Improving Cardinality Estimates with Dynamic Statistics

Introduction

This blog post is the third in a series. The previous posts explain:

Why poor cardinality misestimates can lead to poor query performance
How, in many cases, extended statistics can correct the problem

The overarching concept is:

If a SQL statement performs poorly, you should first consider whether or not cardinality misestimates are the root cause.

This post explains:

Why extended statistics cannot always improve cardinality estimates
What you can do if extended statistics don’t help
Why you might want to test a problem SQL statement with dynamic statistics

Take a closer look at your ‘problem’ SQL

I mentioned earlier in this series that some query predicates need help to estimate cardinality accurately. For example:

select *
from items
where substr(item_type_code,2,2) = 'ZZ';

Queries like this suggest (to me) that there’s an issue with the database schema because the item_type_code is probably non-atomic; a composite of multiple codes concatenated together rather than stored in several columns. A schema change would be ideal, but that is not usually practical, in which case, expression statistics can be the answer instead.

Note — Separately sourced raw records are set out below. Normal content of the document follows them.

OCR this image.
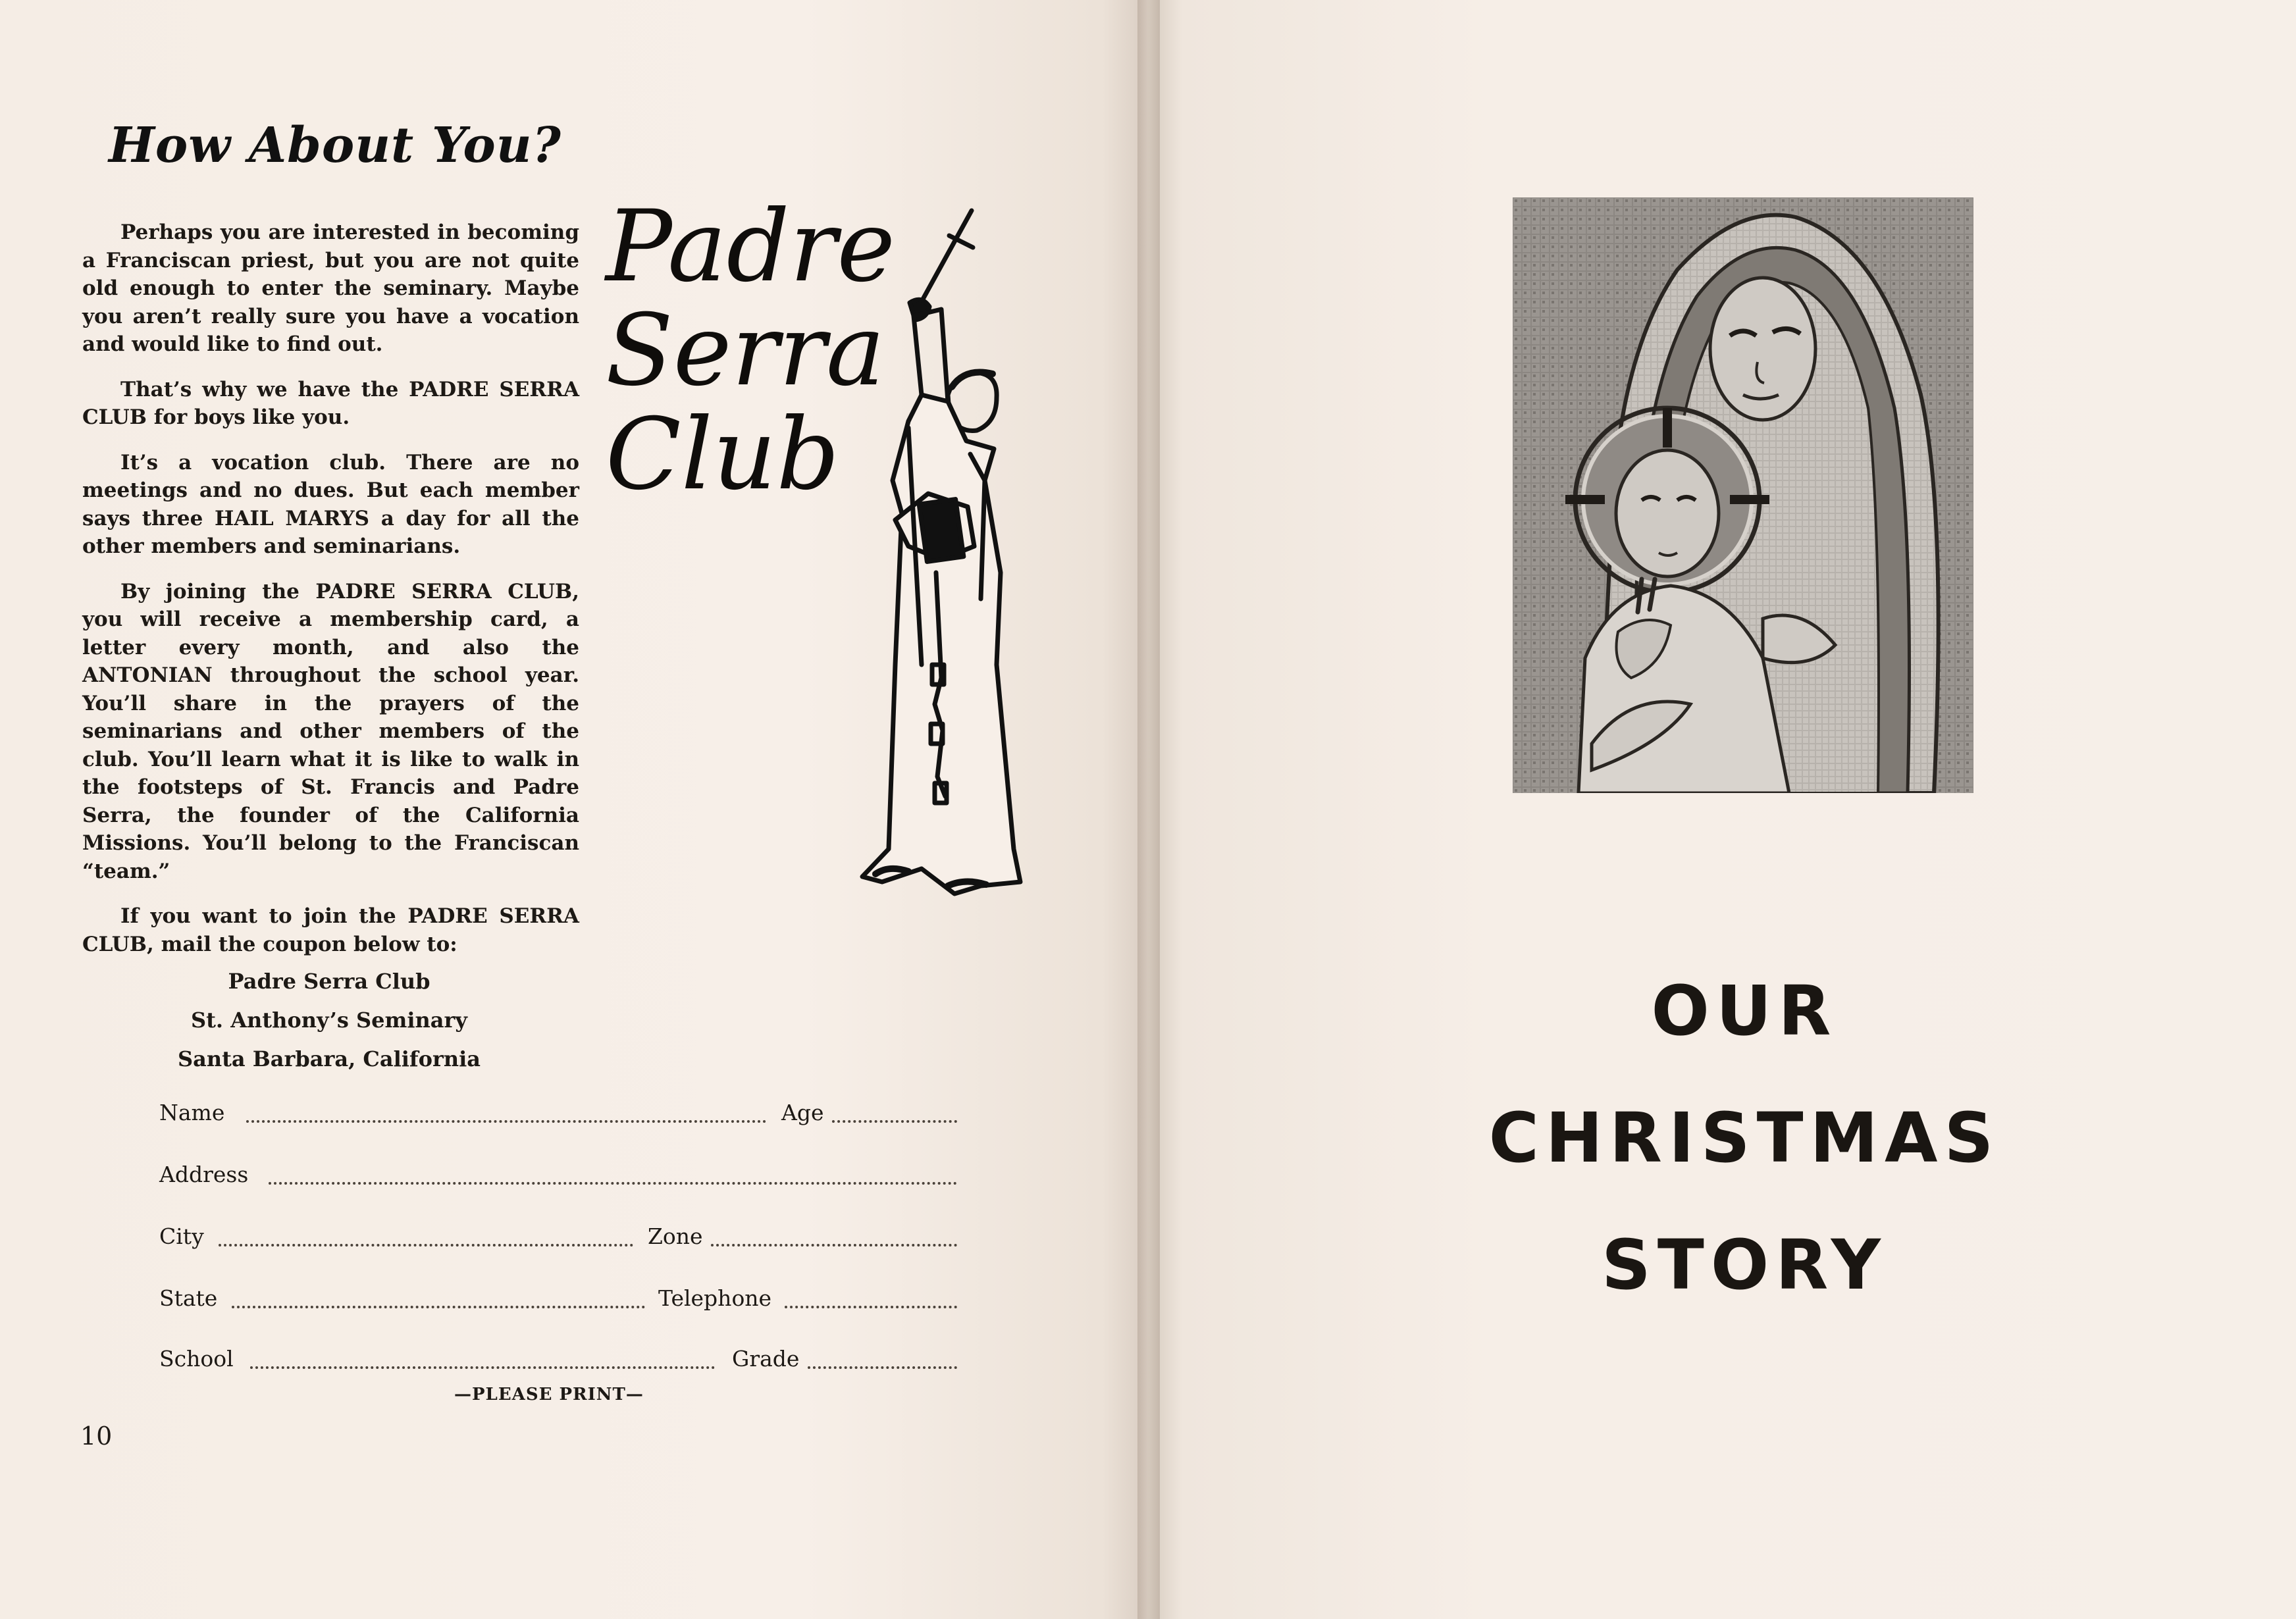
How About You?

Perhaps you are interested in becoming a Franciscan priest, but you are not quite old enough to enter the seminary. Maybe you aren’t really sure you have a vocation and would like to find out.

That’s why we have the PADRE SERRA CLUB for boys like you.

It’s a vocation club. There are no meetings and no dues. But each member says three HAIL MARYS a day for all the other members and seminarians.

By joining the PADRE SERRA CLUB, you will receive a membership card, a letter every month, and also the ANTONIAN throughout the school year. You’ll share in the prayers of the seminarians and other members of the club. You’ll learn what it is like to walk in the footsteps of St. Francis and Padre Serra, the founder of the California Missions. You’ll belong to the Franciscan “team.”

If you want to join the PADRE SERRA CLUB, mail the coupon below to:

Padre
Serra
Club
Padre Serra Club
St. Anthony’s Seminary
Santa Barbara, California
Name	Age
Address
City	Zone
State	Telephone
School	Grade
—PLEASE PRINT—
10
OUR
CHRISTMAS
STORY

Extended statistics are not a panacea. For example, column groups require the relevant columns in the SQL statement to be equality (“=”) predicates. Here, I will present a case that is not fixable with expression statistics, one I saw in a genuine (and complex) application query. Before that, I want to reassure you that the Oracle Optimizer is excellent at estimating LIKE operators equivalent to range filters. For example:

select count(*)
from  items
where item_type_code like 'A1%';

The next case is more challenging because the extra “%” means that the LIKE is no longer equivalent to a range filer:

select count(*)
from  items
where item_type_code like '%A1%';

This query has only one plan on my database: a FULL scan of ITEMS. The quality of cardinality estimates cannot affect the plan. The point of the example is not to demonstrate performance problems; instead, it explores how discrepancies can arise between the optimizer’s row count estimate vs. the actual row count. In more complex real-world queries, this can sometimes lead to suboptimal performance.

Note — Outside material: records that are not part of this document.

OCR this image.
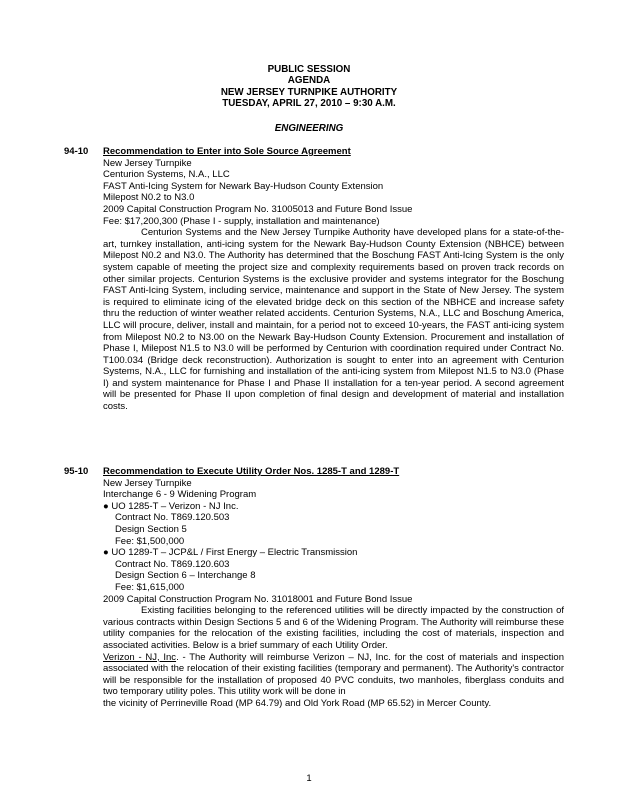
PUBLIC SESSION
AGENDA
NEW JERSEY TURNPIKE AUTHORITY
TUESDAY, APRIL 27, 2010 – 9:30 A.M.
ENGINEERING
94-10	Recommendation to Enter into Sole Source Agreement
New Jersey Turnpike
Centurion Systems, N.A., LLC
FAST Anti-Icing System for Newark Bay-Hudson County Extension
Milepost N0.2 to N3.0
2009 Capital Construction Program No. 31005013 and Future Bond Issue
Fee: $17,200,300 (Phase I - supply, installation and maintenance)
Centurion Systems and the New Jersey Turnpike Authority have developed plans for a state-of-the-art, turnkey installation, anti-icing system for the Newark Bay-Hudson County Extension (NBHCE) between Milepost N0.2 and N3.0. The Authority has determined that the Boschung FAST Anti-Icing System is the only system capable of meeting the project size and complexity requirements based on proven track records on other similar projects. Centurion Systems is the exclusive provider and systems integrator for the Boschung FAST Anti-Icing System, including service, maintenance and support in the State of New Jersey. The system is required to eliminate icing of the elevated bridge deck on this section of the NBHCE and increase safety thru the reduction of winter weather related accidents. Centurion Systems, N.A., LLC and Boschung America, LLC will procure, deliver, install and maintain, for a period not to exceed 10-years, the FAST anti-icing system from Milepost N0.2 to N3.00 on the Newark Bay-Hudson County Extension. Procurement and installation of Phase I, Milepost N1.5 to N3.0 will be performed by Centurion with coordination required under Contract No. T100.034 (Bridge deck reconstruction). Authorization is sought to enter into an agreement with Centurion Systems, N.A., LLC for furnishing and installation of the anti-icing system from Milepost N1.5 to N3.0 (Phase I) and system maintenance for Phase I and Phase II installation for a ten-year period. A second agreement will be presented for Phase II upon completion of final design and development of material and installation costs.
95-10	Recommendation to Execute Utility Order Nos. 1285-T and 1289-T
New Jersey Turnpike
Interchange 6 - 9 Widening Program
● UO 1285-T – Verizon - NJ Inc.
Contract No. T869.120.503
Design Section 5
Fee: $1,500,000
● UO 1289-T – JCP&L / First Energy – Electric Transmission
Contract No. T869.120.603
Design Section 6 – Interchange 8
Fee: $1,615,000
2009 Capital Construction Program No. 31018001 and Future Bond Issue
Existing facilities belonging to the referenced utilities will be directly impacted by the construction of various contracts within Design Sections 5 and 6 of the Widening Program. The Authority will reimburse these utility companies for the relocation of the existing facilities, including the cost of materials, inspection and associated activities. Below is a brief summary of each Utility Order.
Verizon - NJ, Inc. - The Authority will reimburse Verizon – NJ, Inc. for the cost of materials and inspection associated with the relocation of their existing facilities (temporary and permanent). The Authority's contractor will be responsible for the installation of proposed 40 PVC conduits, two manholes, fiberglass conduits and two temporary utility poles. This utility work will be done in
the vicinity of Perrineville Road (MP 64.79) and Old York Road (MP 65.52) in Mercer County.
1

You can try the example for yourself, but expect different row counts to me because the item type code is random:

create table items as
select rownum id,
       dbms_random.string('U',2)||(mod(rownum,91)+9)
             item_type_code
from dual connect by rownum < 200000;
--
-- Enable stats so we see E-Rows and A-Rows in the plan
--
alter session set statistics_level = all;
--
-- Our test query
--
select count(*) from items where item_type_code like '%A1%';

  COUNT(*)
----------
       874

select *
from   table(DBMS_XPLAN.DISPLAY_CURSOR
                  (format=>'allstats last'));
---------------------------------------------------------------
| Id  | Operation          | Name  | Starts | E-Rows | A-Rows |
---------------------------------------------------------------
|   0 | SELECT STATEMENT   |       |      1 |        |      1 |
|   1 |  SORT AGGREGATE    |       |      1 |      1 |      1 |
|*  2 |   TABLE ACCESS FULL| ITEMS |      1 |  10000 |    874 |
---------------------------------------------------------------
(I have removed some text from the plan above for brevity)

The count(*) returned 874 rows, A-Rows (the actual number of rows seen during execution) agrees with this, but the optimizer estimated 10000 (E-Rows). A bug? No!

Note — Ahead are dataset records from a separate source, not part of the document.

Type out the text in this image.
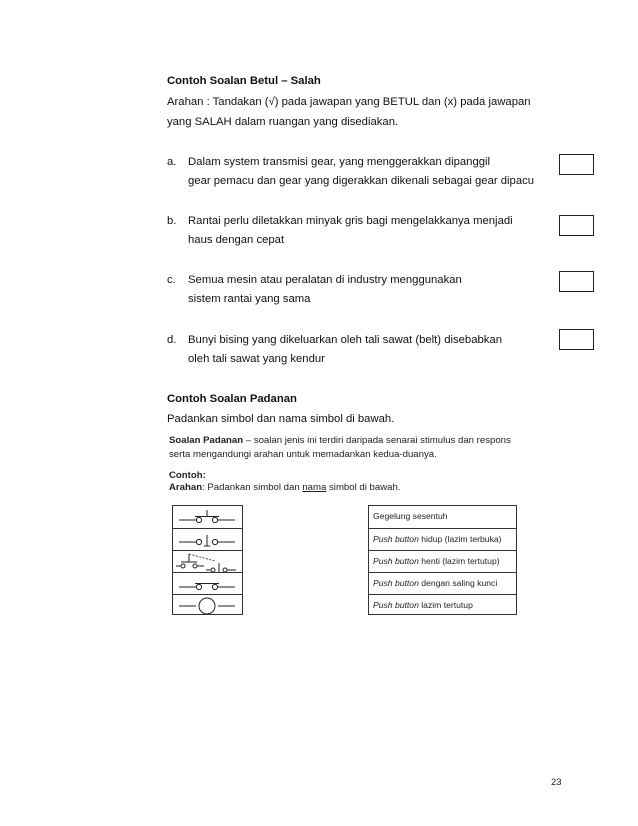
Contoh Soalan Betul – Salah
Arahan : Tandakan (√) pada jawapan yang BETUL dan (x) pada jawapan
yang SALAH dalam ruangan yang disediakan.
a. Dalam system transmisi gear, yang menggerakkan dipanggil
gear pemacu dan gear yang digerakkan dikenali sebagai gear dipacu
b. Rantai perlu diletakkan minyak gris bagi mengelakkanya menjadi
haus dengan cepat
c. Semua mesin atau peralatan di industry menggunakan
sistem rantai yang sama
d. Bunyi bising yang dikeluarkan oleh tali sawat (belt) disebabkan
oleh tali sawat yang kendur
Contoh Soalan Padanan
Padankan simbol dan nama simbol di bawah.
Soalan Padanan – soalan jenis ini terdiri daripada senarai stimulus dan respons
serta mengandungi arahan untuk memadankan kedua-duanya.
Contoh:
Arahan: Padankan simbol dan nama simbol di bawah.
Gegelung sesentuh
Push button hidup (lazim terbuka)
Push button henti (lazim tertutup)
Push button dengan saling kunci
Push button lazim tertutup
23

For homework, see if you can beat the optimizer and think of a method to calculate an accurate estimate for the number of rows ‘%A1%’ will match. You have access to a statistical summary: number of rows, number of nulls, min, max, average column value length, and number of distinct values. The optimizer doesn’t know the method used to generate the data, so it would be cheating to use this knowledge to your advantage.

The optimizer chose 10000, a built-in rule used because it could not use statistics to derive an accurate estimate. A cost-based optimizer still needs rules! The value 10000 is not fixed; it will change if you adjust the number of rows in the table.

Expression statistics won’t help; we are not using a basic expression.

The take-away point here is that it is challenging to estimate the selectivity accurately for some predicates. Basic statistics or even extended statistics cannot help in all cases. The optimizer uses predicate selectivity to calculate cardinality so that a poor selectivity estimate can lead to a suboptimal plan in some cases. A suboptimal plan can result in noticeably poor performance in some cases.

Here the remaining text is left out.